Critique La Fille du Roi des Elfes [1976]
Avis critique rédigé par Nicolas L. le lundi 3 janvier 2011 à 17h25
Il était une fois... des hommes et des elfes
Orion se tenait de ce coté de la Terre, du coté des repères des hommes et du temps que nous déclinons en minutes, en heures et en jours. De l'autre, s’étendait le pays des Elfes, avec sa façon si particulière de ne pas le compter. Il appela sa mère à deux reprises et tendit l'oreille, puis recommença... mais pas un cri ni un murmure ne s'échappa du pays enchanté. Mesurant alors l'ampleur de ce gouffre qui la séparait de lui, il se rendit compte qu'il était bien trop vaste, bien trop sombre, infranchissable, à l'image de ces fossés incommensurables qui semblent nous séparer d'un jour passé, ou qui se dressent entre la vie diurne et les rêves, entre les gens qui labourent la terre et les héros des chansons, entre les vivants et ceux qu'ils pleurent. Et la barrière aérienne scintillait, comme si un élément aussi fragile était capable de séparer les années perdues de cette heure fugitive que nous appelons Instant...
Lord Dunsany est considéré par beaucoup comme l'un des père fondateurs de la fantasy et il suffit de savoir qu'il a grandement influencé des auteurs comme J.R.R. Tolkien, Fletcher Pratt et Howard Phillips Lovecraft pour se convaincre de son importance. Pourtant, dans nos contrées, l'œuvre de ce brillant dilettante, riche de près de soixante romans (auxquels il faut rajouter de nombreux nouvelles et poèmes), n'est que fort peu connue, et chichement traduite. En fait, seule La fille du roi des Elfes a l'honneur de connaitre plusieurs éditions françaises. La dernière en date, qui fait le sujet de cette critique, traduite par Brigitte Mariot et datant de 2006, est d'ailleurs la seule existant en version intégrale. En voici une brève introduction.
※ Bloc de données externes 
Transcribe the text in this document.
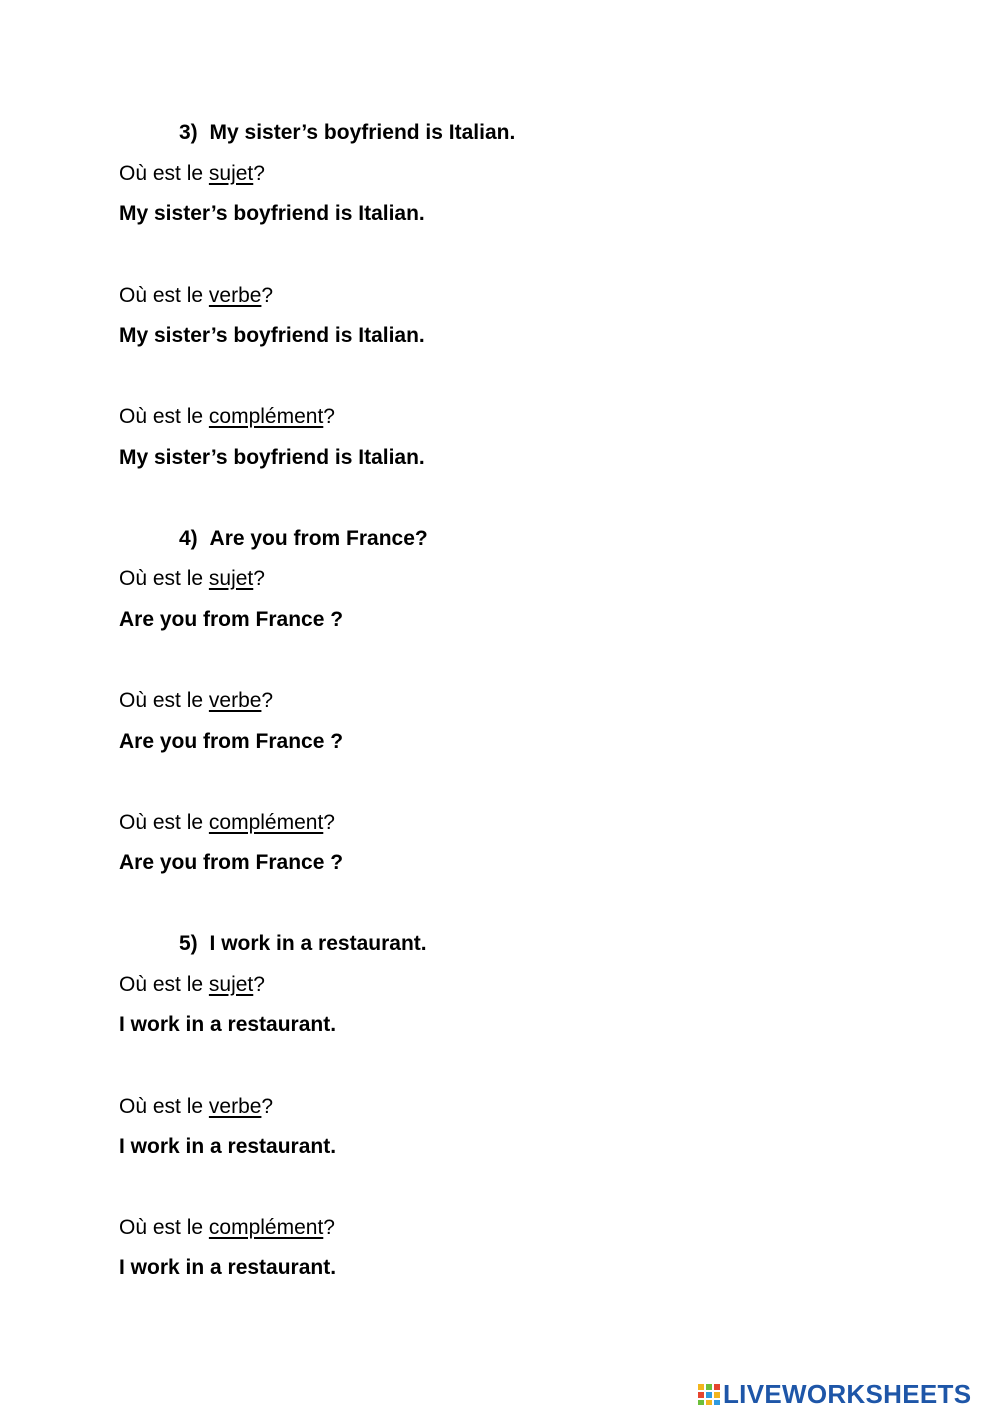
3) My sister’s boyfriend is Italian.
Où est le sujet?
My sister’s boyfriend is Italian.
Où est le verbe?
My sister’s boyfriend is Italian.
Où est le complément?
My sister’s boyfriend is Italian.
4) Are you from France?
Où est le sujet?
Are you from France ?
Où est le verbe?
Are you from France ?
Où est le complément?
Are you from France ?
5) I work in a restaurant.
Où est le sujet?
I work in a restaurant.
Où est le verbe?
I work in a restaurant.
Où est le complément?
I work in a restaurant.
LIVEWORKSHEETS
La vie est paisible dans le Pays des Aulnes, petite vallée située aux confins des terres familières. Si tranquille qu'un jour son parlement, las d'être si peu considéré par les pays voisins, demande à son roi de trouver un moyen pour y introduire de la magie, qui pourrait faire de leur foyer une contrée légendaire. Le roi envoie alors son fils Alveric, aidé par l'épée magique qui lui a été offerte par la sorcière Ziroonderel, quérir la main de Lirazel, la fille du roi des Elfes. Séduite par ce séduisant chevalier et curieuse de découvrir ce qu'il se trouve derrière la barrière crépusculaire ("car les créatures magiques sont d'essence très curieuse"), Lirazel fuit alors le pays enchanté pour les Aulnes, où elle épouse son prince charmant. De cette union naitra Orion. Mais pendant ce temps, dans le pays des Elfes, le roi échafaude un plan - un enchantement très puissant - pour récupérer sa fille.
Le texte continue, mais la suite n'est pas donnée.